I had pyopenssl installed and it succeeded.
Running this now and can run it overnight. :-) I've nice'd it right up to 20 so I can keep using the machine otherwise. I will report on the results.
I ran the tests overnight and they were still running when I arrived in the morning. The final output was:
Ran 3 tests in 0.024s
PASSED (successes=3)
Test Pass 4390063
foolscap.test.test_eventual
^C TestEventual
testFire ... OK
testFlush ... OK
testSend ... OK
^C------------------------------------------------------------------------------
Ran 3 tests in 0.024s
PASSED (successes=3)
Test Pass 4390064
foolscap.test.test_eventual
TestEventual
testFire ... OK
^C testFlush ... ERROR
===============================================================================
ERROR: foolscap.test.test_eventual.TestEventual.testFlush
Traceback (most recent call last):
twisted.internet.error.ReactorNotRunning: Can't stop reactor that isn't running.
Ran 3 tests in 0.048s
^CFAILED (errors=1, successes=2)
^C
Hm, it looks like the buildbot that mm set up just locked up in
allmydata.test.test_cli.Check.test_check
...http://allmydata.org/buildbot/builders/MM%20netbsd4%20i386%20warp/builds/6/steps/test/logs/stdio
There's no indication from the build logs whether it was at max cpu usage, of course.
It's strange that mm running it in a shell should behave differently than the buildslave running it.
mm: could you try the same command-line and environment that the buildslave did? It is all listed at the top of that web page. The command was
python2.5 setup.py test --reporter=timing
and among the environment variables wasPYTHONPATH=/home/tahoe/lib/python
.By the way now that we have both Black Dew's Debian builder and mm's NetBSD builder hooked up, I see that it was also
allmydata.test.test_cli.Check.test_check
that locked up on Black Dew's:http://allmydata.org/buildbot/builders/BlackDew%20debian-unstable-i386/builds/1/steps/test/logs/stdio
That's the one that Black Dew tracked down to the Python
time.time()
call returningNaN
instead of seconds-since-epoch. Black Dew tracked that down by adding debugging instrumentation in Python and re-running. Brian suggested (in this ticket) further debuggery. Perhaps you two guys could supply mm with a patch that he could apply to determine if his lock-up is of the same source?Attachment twisted.patch (3269 bytes) added
I've attached the patch (for twisted.internet.base) - there are a bunch of asserts that will try to catch where the NaN comes from, and if that fails will yell about it when it reaches reactors loop.

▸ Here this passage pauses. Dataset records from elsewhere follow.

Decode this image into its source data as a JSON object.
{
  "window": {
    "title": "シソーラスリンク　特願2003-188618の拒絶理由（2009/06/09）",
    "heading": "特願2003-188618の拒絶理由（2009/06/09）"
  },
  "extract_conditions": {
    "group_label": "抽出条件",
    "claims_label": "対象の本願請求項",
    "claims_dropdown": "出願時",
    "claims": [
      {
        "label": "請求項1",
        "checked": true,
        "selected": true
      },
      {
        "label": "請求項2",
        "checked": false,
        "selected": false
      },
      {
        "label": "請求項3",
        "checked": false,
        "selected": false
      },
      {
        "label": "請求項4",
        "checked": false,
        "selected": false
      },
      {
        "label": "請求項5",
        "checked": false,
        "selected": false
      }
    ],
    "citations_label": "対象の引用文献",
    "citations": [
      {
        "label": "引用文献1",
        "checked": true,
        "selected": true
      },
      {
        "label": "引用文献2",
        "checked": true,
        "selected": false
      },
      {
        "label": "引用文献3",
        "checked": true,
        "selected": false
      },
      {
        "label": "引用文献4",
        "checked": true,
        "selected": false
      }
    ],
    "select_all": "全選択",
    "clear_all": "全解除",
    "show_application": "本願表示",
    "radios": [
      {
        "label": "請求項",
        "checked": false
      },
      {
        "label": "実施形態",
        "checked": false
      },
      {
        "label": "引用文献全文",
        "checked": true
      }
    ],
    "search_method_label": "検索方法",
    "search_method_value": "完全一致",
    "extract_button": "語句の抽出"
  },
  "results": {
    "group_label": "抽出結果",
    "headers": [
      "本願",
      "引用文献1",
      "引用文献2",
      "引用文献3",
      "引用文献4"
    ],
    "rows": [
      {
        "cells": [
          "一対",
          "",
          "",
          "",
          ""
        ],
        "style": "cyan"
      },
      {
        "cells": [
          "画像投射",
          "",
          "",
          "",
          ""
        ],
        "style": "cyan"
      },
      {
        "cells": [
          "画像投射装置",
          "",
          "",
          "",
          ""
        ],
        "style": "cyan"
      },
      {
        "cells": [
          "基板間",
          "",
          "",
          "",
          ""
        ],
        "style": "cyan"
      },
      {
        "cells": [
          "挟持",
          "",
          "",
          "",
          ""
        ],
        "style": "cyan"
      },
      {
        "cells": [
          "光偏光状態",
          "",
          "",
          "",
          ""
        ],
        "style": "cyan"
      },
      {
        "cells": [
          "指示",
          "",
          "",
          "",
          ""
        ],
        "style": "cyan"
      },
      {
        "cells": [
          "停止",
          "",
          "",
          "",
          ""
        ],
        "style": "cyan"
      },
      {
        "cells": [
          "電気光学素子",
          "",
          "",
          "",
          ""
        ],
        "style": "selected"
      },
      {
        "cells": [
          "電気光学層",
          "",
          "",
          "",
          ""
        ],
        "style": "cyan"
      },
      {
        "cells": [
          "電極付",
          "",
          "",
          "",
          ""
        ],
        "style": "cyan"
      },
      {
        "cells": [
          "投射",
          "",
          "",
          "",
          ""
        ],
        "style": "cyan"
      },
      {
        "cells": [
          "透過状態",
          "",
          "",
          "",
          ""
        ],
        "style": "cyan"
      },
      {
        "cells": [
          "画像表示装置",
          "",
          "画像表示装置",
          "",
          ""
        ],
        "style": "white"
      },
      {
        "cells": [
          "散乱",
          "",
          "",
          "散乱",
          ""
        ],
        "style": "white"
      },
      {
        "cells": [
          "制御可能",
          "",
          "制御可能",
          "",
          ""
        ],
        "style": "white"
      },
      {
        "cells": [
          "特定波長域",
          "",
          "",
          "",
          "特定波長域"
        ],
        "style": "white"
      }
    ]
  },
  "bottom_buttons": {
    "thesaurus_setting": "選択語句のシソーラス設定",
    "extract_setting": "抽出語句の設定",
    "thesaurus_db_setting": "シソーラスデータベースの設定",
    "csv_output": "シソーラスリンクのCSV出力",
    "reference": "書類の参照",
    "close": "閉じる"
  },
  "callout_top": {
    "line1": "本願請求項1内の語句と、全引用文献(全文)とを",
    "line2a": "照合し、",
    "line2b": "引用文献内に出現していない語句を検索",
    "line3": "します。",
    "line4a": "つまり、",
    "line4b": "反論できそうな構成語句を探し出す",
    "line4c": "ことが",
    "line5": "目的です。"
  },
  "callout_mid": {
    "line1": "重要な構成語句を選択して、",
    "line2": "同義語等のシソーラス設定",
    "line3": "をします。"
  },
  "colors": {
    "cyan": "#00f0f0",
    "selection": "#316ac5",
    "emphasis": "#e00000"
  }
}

On my buildbot only the last piece is used (not the asserts).
Replying to zooko:
eek! the text is getting smaller and smaller!
don't worry about the dropin.cache.new problem, it's a know Twisted issue that's harmless. If you really want to, running "trial --help" as root should make it go away, by giving trial the ability to write to the cache file that it so desperately wants to see.
Hmm now it segfaulted on the first problematic test:
http://allmydata.org/buildbot/builders/BlackDew%20debian-unstable-i386/builds/21/steps/test/logs/stdio
Sadly i didn't get a dump and can't reproduce the crash.
See also #738, which may be due to the same cause as this issue.
Update: since the fix mentioned in #738 (disabling crypto++ assembly optimizations) was implemented in my local copy here, python2.5 setup.py test NOW COMPLETES THROUGH THE SPOT WHERE IT FROZE BEFORE!!
So this specific issue I think, if those other ones can be closed, can be closed also once we verify that the same fix might work for bdew.
Using trunk from pycryptopp and trunk tahoe (via PYTHONPATH and deleting tahoe/support/lib/site-packages/pycrypto*) the test no longer fails and pushes through the spot where it failed before.
.. with full crypto optimizations.
Other things fail, but.. looks like it's just because it's trunk and certainly not the same problem this ticket references.
Same here, with fixed pycryptopp all the tests pass without hangs/rashes:
http://allmydata.org/buildbot/builders/BlackDew%20debian-unstable-i386/builds/40/steps/test/logs/stdio
Fixed by changeset:9578e70161009035 which increases the requirement on pycryptopp to >= 0.5.15. Note that if you are building pycryptopp against an external libcryptopp, however, then you may still have this bug if your libcryptopp has it.